Jim Sánchez/ Conexion San Ángelo

SAN ANGELO – Hieronymus Bosch was a master painter whose artwork, titled "The Garden of Earthly Delights", was considered “beautiful yet disturbing, comical and grotesque, nonsensical and satirical at the same time,” stated Dr. Laurinda Dixion.

Last Thursday evening, November 30, Dr. Dixon, was invited by Laura Huckaby, San Angelo Museum of Fine Art’s Assistant Director/ Collections Manager, to be its’ guest lecturer as she spoke to a small contingent of art lovers, ASU students and community attendees.

“On the surface it just looks like a bunch of details, weird and incongruent, meaning not in agreement, and dreamlike,” said Dr. Dixion. “But what you have to do with this painting and much older ones is to delve into what’s behind it all.” 

Dixon stated while she was referring to Bosch’s artwork, it (artwork) always has a lesson to teach to us about the world and about ourselves."

Dixon, in an interview with Conexión stated that another contemporary painter, Julia Heffernan’s artwork, titled “Camp Bedlam” she also considered “beautiful yet disturbing  . . .” 

The Garden of Earthly Delights is the modern title given to a triptych painted by the Early Netherlandish master Hieronymus Bosch, housed in the Museo del Prado in Madrid since 1939. It dates from between 1490 and 1510, when Bosch was between 40 and 60 years old.

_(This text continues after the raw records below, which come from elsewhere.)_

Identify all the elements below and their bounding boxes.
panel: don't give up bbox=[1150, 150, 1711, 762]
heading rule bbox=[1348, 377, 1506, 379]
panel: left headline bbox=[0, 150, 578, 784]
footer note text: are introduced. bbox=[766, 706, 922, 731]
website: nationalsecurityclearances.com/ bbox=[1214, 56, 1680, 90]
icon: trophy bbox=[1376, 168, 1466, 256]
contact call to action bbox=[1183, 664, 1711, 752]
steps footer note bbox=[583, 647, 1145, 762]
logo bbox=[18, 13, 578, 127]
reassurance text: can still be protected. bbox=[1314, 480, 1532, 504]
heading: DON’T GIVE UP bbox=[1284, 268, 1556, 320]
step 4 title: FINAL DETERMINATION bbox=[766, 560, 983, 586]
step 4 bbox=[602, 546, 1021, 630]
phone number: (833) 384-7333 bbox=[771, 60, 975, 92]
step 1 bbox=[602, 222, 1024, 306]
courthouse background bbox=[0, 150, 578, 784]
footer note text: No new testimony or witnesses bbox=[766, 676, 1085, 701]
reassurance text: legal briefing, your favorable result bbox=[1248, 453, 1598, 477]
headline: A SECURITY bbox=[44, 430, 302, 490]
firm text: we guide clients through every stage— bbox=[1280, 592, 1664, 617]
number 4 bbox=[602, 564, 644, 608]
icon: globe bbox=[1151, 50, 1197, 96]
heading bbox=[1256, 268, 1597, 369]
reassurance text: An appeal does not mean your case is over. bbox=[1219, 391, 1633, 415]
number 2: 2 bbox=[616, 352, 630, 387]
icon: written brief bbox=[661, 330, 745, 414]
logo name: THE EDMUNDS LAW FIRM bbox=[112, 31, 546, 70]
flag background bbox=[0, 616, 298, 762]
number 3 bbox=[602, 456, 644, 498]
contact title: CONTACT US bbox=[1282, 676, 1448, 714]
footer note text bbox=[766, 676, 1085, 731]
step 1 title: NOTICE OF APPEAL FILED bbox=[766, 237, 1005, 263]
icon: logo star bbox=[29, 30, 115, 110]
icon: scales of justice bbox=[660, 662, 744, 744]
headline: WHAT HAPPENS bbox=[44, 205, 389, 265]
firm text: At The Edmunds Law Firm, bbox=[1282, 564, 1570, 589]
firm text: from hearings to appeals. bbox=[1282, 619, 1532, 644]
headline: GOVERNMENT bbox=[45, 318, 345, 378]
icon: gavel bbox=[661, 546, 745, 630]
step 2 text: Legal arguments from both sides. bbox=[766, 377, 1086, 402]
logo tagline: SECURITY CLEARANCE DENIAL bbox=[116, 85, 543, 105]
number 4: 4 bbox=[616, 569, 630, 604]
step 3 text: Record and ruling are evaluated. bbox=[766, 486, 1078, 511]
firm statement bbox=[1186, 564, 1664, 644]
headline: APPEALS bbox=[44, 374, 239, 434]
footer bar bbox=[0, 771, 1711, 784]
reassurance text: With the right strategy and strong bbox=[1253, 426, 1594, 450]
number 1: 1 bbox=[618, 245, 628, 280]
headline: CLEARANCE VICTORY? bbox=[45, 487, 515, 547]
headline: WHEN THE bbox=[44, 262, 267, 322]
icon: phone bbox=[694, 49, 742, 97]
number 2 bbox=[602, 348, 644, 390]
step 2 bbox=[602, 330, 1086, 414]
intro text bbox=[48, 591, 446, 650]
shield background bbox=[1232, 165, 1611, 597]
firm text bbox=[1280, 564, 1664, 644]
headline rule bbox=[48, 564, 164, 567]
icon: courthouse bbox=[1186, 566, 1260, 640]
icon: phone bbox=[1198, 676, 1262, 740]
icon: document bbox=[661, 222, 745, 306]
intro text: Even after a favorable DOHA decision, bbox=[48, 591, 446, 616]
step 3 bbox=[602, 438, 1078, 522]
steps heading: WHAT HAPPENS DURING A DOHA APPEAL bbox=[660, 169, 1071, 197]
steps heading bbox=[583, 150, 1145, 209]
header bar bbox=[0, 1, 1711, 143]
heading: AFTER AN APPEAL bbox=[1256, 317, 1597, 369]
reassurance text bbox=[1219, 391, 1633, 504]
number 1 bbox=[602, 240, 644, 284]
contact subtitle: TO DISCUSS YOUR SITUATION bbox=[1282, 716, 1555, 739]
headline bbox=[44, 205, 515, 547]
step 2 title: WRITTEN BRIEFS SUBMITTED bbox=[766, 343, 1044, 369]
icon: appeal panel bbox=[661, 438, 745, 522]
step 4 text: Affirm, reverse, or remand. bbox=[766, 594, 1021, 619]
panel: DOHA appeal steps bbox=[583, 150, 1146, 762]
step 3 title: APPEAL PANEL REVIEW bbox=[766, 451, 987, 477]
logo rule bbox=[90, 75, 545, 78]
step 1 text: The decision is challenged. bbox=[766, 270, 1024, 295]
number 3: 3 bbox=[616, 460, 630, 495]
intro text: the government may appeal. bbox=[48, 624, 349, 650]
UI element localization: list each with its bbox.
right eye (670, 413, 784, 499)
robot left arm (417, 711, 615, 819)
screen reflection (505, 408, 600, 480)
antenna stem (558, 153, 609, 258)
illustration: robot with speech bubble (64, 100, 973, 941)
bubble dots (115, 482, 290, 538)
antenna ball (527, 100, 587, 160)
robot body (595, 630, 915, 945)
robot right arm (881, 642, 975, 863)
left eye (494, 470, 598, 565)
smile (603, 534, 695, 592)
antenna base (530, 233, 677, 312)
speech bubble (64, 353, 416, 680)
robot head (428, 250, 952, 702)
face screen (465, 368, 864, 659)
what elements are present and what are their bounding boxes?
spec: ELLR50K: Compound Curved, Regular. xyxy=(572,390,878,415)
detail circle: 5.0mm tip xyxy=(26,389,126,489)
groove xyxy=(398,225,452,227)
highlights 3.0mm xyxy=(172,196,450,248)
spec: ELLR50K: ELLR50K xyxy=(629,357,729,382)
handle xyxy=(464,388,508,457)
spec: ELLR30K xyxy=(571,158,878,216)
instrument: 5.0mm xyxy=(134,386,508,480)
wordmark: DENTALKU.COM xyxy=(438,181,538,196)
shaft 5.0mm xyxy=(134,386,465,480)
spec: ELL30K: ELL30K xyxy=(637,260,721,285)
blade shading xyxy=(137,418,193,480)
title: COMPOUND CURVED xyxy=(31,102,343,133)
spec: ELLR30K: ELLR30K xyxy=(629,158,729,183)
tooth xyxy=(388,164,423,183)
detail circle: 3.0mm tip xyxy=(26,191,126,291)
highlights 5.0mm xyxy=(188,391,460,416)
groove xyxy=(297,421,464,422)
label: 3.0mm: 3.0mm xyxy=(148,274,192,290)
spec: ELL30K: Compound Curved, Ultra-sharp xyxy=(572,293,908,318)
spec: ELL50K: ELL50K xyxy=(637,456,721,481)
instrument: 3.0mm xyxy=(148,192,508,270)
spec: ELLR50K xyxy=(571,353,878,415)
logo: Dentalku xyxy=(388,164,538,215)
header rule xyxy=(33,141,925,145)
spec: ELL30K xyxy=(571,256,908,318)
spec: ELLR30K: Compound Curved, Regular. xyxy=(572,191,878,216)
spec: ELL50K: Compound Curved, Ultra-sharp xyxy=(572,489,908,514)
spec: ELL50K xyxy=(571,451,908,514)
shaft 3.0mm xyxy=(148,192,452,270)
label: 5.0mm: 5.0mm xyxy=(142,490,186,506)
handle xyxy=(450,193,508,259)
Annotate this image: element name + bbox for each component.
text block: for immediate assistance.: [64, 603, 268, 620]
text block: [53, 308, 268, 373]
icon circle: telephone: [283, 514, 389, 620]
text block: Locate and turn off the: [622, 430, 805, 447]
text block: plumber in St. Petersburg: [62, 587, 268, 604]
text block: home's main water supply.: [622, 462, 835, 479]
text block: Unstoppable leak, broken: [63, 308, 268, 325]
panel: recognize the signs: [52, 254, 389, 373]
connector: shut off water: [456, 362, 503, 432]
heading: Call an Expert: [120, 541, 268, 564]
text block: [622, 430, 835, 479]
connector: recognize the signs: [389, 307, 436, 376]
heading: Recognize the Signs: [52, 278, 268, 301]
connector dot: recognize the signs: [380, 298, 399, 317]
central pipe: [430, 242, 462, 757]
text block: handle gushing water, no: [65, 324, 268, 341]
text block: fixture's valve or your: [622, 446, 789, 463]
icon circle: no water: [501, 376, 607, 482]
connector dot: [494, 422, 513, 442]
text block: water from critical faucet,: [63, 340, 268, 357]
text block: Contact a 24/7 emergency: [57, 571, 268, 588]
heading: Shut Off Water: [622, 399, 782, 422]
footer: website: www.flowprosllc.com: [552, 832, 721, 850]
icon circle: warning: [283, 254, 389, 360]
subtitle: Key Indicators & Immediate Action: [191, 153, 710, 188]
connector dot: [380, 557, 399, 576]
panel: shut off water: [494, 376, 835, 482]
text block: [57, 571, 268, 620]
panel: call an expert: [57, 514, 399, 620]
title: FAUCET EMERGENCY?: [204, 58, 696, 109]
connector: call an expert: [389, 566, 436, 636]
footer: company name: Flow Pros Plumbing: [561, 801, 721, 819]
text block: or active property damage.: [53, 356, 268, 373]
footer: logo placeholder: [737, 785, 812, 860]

The painting which measures 220 cm × 389 cm (87 in × 153 in) consists of three panels. https://en.wikipedia.org/wiki/The_Garden_of_Earthly_Delights

Huckaby invited Dr. Dixon to be its’ guest lecturer primarily because Dixon, a Professor Emerita from Syracuse University, is considered an internationally-recognized expert on the art of Bosch.

“I knew that we were going to have these two exhibits by contemporary artists—the Glass art by Kathline Elliott and paintings by Heffernan, which was in the same tradition as the Netherland painter, Hieronymus Bosch in the early Renaissance,” said Huckaby. 

“These works of art are fascinating,” concluded Dixon.

The paintings of Heffernan and sculpture work of Elliott were on display through Sunday, December 3 from 1 p.m. – 4 p.m. The exhibits opened on October 5.